Ceux qui ne connaissent pas l'extrême droite la croient stupide. Or elle a
eu de grands talents comme Gobineau, Barrès et Maurras. Elle a une
métaphysique, celle de la terre et du sang, de la race qui s'incarne dans les
aïeux et se perpétue dans la descendance. Elle a un adversaire, la
République issue de la révolution française, les droits de l'homme, et plus
généralement toute pensée fondée sur le caractère universel de la nature
humaine.
Elle méprise les faits, l'expérience, et leur
préfère l'affirmation de ses valeurs : le
négationnisme lui est naturel. Elle est donc hostile à la méthode scientifique,
même si elle se sert de certains des résultats de la science.

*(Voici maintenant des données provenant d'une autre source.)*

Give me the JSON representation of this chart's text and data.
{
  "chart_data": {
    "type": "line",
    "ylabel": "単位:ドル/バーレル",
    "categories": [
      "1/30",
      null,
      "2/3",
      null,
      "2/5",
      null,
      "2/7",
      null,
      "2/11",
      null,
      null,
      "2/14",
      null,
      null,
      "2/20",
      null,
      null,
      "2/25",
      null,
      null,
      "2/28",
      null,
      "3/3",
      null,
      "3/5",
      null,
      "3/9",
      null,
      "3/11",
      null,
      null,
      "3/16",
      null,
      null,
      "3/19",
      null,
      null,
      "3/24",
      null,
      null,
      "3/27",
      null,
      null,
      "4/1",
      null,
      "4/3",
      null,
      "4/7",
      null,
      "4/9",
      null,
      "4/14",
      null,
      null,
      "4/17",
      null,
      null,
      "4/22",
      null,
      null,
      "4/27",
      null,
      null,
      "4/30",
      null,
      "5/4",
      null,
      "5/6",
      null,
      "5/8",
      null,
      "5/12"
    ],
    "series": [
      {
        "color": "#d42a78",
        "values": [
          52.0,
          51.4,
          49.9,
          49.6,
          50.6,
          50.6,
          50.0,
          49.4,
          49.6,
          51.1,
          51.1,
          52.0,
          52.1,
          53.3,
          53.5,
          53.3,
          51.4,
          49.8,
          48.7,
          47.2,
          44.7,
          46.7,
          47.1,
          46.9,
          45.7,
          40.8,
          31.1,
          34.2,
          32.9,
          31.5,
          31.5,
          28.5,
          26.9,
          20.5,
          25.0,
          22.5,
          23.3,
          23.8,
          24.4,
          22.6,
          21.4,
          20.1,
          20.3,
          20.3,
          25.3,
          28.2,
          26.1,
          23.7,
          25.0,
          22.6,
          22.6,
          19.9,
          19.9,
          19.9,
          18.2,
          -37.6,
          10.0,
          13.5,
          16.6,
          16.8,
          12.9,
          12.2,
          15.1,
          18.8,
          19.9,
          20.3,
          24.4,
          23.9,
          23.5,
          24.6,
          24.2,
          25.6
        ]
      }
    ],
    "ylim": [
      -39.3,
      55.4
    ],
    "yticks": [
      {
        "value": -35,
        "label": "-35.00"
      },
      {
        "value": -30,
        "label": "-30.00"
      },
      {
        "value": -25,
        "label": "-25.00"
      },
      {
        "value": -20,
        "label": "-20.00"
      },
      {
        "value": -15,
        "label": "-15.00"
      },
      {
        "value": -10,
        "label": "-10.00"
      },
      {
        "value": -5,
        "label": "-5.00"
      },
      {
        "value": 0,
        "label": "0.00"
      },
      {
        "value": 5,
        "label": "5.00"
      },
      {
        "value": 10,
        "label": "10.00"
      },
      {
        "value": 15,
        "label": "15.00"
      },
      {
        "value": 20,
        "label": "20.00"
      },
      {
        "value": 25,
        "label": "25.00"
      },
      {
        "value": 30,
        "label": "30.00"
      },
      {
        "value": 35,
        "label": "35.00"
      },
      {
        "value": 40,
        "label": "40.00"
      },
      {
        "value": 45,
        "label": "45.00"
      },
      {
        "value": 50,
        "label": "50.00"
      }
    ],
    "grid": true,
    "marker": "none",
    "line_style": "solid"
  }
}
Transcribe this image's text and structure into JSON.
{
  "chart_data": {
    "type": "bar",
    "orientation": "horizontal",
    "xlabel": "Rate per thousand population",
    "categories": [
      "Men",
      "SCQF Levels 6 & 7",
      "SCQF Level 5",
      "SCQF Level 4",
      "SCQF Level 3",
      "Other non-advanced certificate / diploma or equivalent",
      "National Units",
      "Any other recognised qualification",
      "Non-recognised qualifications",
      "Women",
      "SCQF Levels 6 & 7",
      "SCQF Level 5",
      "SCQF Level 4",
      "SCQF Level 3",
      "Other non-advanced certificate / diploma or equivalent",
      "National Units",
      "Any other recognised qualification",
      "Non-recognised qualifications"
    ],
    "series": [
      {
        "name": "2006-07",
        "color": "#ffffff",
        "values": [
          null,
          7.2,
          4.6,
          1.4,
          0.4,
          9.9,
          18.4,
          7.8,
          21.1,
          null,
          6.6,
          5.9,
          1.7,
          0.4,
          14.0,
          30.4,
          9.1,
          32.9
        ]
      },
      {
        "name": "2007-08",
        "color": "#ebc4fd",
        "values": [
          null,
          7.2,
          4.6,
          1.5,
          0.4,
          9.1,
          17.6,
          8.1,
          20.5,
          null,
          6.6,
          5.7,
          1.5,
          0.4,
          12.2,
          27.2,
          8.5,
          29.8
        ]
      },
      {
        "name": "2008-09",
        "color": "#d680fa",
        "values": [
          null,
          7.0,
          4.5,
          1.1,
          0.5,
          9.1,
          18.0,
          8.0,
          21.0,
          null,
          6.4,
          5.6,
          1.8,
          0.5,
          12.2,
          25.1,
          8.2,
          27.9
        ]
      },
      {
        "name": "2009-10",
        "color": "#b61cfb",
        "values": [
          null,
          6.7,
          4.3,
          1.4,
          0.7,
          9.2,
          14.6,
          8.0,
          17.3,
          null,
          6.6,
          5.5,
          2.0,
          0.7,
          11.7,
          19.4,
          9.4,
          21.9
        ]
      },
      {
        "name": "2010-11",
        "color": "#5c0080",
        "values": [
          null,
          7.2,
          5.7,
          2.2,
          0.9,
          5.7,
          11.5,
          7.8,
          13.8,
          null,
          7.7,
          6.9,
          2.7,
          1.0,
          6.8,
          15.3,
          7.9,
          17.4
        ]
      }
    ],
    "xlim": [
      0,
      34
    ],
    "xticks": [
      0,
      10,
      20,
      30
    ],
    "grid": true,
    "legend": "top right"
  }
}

Elle veut que la
nation reste conforme à une image idéalisée et intemporelle ; toute nouveauté,
tout renouvellement lui semblent une décadence, toute immigration une souillure.
Elle aime, dans la religion, le facteur d'ordre social : dans l'attente de la
vie éternelle, chacun doit accepter son sort et rester à sa place, dans sa
classe, à l'unique exception des chefs que leurs qualités mettent au dessus de
la masse et qui sont destinés à la commander.
Dans son système, la liberté ne convient qu'aux
chefs ; l'égalité est un mensonge ; la fraternité n'existe qu'au sein de la
race, j'allais écrire de la meute. L'ensemble relève d'une philosophie sombre,
désespérée, parfois suicidaire, à laquelle la violence sert d'exutoire.
Même si elle se qualifie de
"nationaliste", l'extrême droite est une internationale ; ce qui fait
son unité, ce n'est pas son caractère national mais l'adhésion à une même
métaphysique. Les personnes d'extrême droite se comprennent mieux entre elles,
par dessus les frontières, qu'avec leurs compatriotes respectifs.
J'ai connu des personnes d'extrême droite intelligentes même si elles étaient
un peu marteau. Au début des années 50 l'abbé Potier, dans ses cours de
catéchisme au lycée Montesquieu de Bordeaux, faisait l'éloge du régime
"catholique" du général Franco. Certains de nos professeurs disaient estimer Salazar. J'ai à
la même époque entendu des notables regretter qu'Hitler n'ait pas parachevé
l'extermination des juifs. Quand j'ai vu des militants du FN défiler le 1er mai
en brandissant des portraits de Pétain, j'ai reconnu cette famille d'esprit et retrouvé cette ambiance.
* *
L'extrême droite n'est pas un mouvement protestataire, elle n'exprime pas une
mauvaise humeur superficielle. C'est un mouvement de pensée profond et
cohérent, qui entend construire la cité dont on trouve l'esquisse chez
Gobineau et Barrès. Il est d'origine française : il était naturel que le
pays de la Révolution fût aussi celui de la Réaction. Il a inspiré les
maîtres qui ont formé Mussolini et Hitler.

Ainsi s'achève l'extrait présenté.